The uncleaned wastewater can also be used for farm irrigation, as long as it does not contain methanol.
Small producers, or producers who have not yet invested in wastewater recycling equipment, often send their wastewater to a municipal sewage treatment plant and pay for this disposal.
Ion Exchange Resins
Biodiesel is sometimes washed using a waterless method. One method involves using ion exchange resins – styrene plastic beads which remove contaminants from biodiesel. This method results in much less waste — only 1 pound of beads per 900 gallons of fuel produced.
In theory, the ion exchange resin beads can be recycled, but at the present time, no one is set up to recycle them because the cost of recycling is about the same as that of buying new beads. Therefore, these beads are generally sent to a landfill or burned.
Magnesium Silicate (Magnesol)
Magnesium silicate is a mineral that can also be used to clean biodiesel in a waterless process. One common brand name for synthetic magnesium silicate is Magnesol. As with ion exchange resins, very little waste is created – equal to about 1 percent of the weight of the fuel.
Once used, this mineral is not reusable in the biodiesel process. It is generally sent to a landfill. Because this mineral is not toxic and the contaminants it has gathered from the biodiesel have nutritional value for animals, the waste magnesium silicate could theoretically be added to animal feed. However, we are not aware of anyone who is currently doing this.
Used Oil Sediment
Sometimes biodiesel is produced from used restaurant oil. This oil contains solids such as meat and bone fragments or breading that must be strained out of the oil before processing into biodiesel.
The solids that are strained out of the used oil can be sold as animal feed. Some producers run the sludge from the strained oil through their oil extraction press along with other products from their rendering process. In this way, the solids are combined with the meat and bonemeal, which is then sold as livestock feed.

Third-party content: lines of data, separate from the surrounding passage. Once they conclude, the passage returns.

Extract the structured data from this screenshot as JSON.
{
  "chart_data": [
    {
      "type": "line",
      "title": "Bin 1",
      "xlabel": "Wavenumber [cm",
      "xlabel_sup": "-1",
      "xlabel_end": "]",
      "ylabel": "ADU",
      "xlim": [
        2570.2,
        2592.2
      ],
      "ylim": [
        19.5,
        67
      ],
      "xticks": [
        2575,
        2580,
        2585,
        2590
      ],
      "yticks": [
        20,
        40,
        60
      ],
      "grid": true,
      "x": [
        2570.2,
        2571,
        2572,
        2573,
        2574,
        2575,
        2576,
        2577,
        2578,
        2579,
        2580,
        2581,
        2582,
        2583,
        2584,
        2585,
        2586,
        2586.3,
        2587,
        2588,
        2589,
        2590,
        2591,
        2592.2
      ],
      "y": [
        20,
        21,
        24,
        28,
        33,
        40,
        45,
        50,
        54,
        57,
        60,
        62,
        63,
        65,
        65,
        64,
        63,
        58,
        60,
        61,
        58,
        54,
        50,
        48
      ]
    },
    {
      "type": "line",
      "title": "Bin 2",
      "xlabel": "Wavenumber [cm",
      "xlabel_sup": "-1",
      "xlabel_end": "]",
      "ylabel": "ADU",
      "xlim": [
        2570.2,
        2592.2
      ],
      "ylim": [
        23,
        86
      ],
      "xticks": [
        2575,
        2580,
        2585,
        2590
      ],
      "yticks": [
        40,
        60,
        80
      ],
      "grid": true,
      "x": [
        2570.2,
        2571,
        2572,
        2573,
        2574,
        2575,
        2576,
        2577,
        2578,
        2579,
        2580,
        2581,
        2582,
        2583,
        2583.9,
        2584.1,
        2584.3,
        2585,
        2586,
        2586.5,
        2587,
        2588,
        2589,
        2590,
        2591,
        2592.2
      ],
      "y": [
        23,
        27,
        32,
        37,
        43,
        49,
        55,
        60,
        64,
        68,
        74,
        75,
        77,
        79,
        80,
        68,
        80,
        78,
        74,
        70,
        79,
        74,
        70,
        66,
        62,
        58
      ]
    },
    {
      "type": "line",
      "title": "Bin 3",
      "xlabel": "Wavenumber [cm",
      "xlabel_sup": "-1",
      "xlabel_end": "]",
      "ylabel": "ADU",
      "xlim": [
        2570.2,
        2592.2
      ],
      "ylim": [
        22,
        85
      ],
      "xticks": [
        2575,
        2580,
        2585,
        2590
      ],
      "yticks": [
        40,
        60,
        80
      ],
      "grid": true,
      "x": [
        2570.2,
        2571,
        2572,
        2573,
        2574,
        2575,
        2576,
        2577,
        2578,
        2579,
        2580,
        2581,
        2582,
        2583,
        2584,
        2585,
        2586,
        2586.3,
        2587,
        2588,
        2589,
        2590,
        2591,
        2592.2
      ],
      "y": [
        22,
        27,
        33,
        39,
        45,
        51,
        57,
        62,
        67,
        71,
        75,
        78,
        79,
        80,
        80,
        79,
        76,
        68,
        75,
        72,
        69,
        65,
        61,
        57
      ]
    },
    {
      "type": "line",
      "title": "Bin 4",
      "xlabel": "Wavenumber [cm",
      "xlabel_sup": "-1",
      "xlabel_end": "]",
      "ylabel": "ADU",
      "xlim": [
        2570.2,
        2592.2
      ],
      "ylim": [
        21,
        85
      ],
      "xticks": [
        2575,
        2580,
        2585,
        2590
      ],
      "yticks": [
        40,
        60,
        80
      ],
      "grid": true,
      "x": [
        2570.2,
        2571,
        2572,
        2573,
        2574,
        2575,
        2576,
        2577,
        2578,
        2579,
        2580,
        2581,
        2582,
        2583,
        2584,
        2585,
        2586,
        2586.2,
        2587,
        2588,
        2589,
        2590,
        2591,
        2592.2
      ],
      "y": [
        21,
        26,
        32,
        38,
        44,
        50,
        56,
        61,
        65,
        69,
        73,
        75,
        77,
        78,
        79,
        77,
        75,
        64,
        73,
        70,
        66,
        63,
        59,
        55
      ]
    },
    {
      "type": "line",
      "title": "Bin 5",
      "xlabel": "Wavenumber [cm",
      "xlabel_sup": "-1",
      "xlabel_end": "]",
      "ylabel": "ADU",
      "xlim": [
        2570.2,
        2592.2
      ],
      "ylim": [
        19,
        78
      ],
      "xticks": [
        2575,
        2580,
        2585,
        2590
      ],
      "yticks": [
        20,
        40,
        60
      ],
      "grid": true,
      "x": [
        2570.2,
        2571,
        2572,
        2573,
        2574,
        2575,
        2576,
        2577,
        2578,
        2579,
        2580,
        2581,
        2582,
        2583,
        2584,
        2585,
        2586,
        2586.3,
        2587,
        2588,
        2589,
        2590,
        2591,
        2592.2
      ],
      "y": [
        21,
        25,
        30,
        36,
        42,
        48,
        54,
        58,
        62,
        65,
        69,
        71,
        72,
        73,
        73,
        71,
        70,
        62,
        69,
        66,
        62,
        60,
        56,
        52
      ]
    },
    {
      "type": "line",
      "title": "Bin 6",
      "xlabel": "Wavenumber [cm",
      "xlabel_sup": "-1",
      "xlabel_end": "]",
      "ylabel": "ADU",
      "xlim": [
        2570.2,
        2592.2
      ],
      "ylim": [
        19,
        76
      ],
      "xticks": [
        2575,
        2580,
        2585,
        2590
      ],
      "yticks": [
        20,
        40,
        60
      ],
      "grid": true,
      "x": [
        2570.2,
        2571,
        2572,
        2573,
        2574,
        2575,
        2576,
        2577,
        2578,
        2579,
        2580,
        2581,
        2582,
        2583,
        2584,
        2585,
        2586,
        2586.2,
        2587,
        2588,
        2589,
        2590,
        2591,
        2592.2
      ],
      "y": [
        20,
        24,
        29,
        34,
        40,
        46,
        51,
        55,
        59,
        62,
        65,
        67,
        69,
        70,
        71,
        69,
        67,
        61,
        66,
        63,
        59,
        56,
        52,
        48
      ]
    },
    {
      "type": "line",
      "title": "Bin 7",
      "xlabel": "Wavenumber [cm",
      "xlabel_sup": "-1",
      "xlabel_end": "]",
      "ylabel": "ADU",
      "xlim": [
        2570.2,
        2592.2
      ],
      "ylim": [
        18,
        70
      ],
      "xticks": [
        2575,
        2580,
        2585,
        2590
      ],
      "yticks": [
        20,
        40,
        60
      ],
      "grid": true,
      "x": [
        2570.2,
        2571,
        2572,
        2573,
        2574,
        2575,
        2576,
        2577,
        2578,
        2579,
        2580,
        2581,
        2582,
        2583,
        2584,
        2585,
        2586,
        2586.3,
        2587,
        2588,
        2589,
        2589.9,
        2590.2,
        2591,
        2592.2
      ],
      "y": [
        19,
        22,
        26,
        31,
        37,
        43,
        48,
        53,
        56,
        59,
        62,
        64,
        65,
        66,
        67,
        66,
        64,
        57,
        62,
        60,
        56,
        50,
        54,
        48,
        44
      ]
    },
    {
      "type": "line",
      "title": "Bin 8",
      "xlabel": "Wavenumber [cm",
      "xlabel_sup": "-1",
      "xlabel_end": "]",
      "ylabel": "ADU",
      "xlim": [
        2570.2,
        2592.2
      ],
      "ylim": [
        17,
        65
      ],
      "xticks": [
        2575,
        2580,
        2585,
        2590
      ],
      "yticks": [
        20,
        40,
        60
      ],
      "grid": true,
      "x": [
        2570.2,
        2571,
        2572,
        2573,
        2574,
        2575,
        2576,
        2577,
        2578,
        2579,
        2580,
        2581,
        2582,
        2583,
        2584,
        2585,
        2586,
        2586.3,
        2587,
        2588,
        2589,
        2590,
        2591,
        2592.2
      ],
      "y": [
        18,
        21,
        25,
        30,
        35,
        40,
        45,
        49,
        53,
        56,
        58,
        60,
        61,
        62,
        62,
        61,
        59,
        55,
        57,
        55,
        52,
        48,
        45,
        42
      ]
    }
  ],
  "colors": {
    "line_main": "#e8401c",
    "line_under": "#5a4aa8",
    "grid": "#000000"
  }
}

In its pure form, glycerin is a valuable industrial chemical that is used in many different products. However, many small biodiesel producers lack the resources to refine the glycerin to the 80-percent purity required to sell to glycerin refiners, who will then take it to the 99.5-percent purity level required for most commercial markets.
Glycerin emerging from the biodiesel process is commonly at 50-percent purity. This can be a disposal problem. Since the glycerin contains methanol, it cannot be safely released into the environment. Proper disposal options are essentially limited to anaerobic digestion, or transport to a larger biodiesel plant that can do the necessary refining.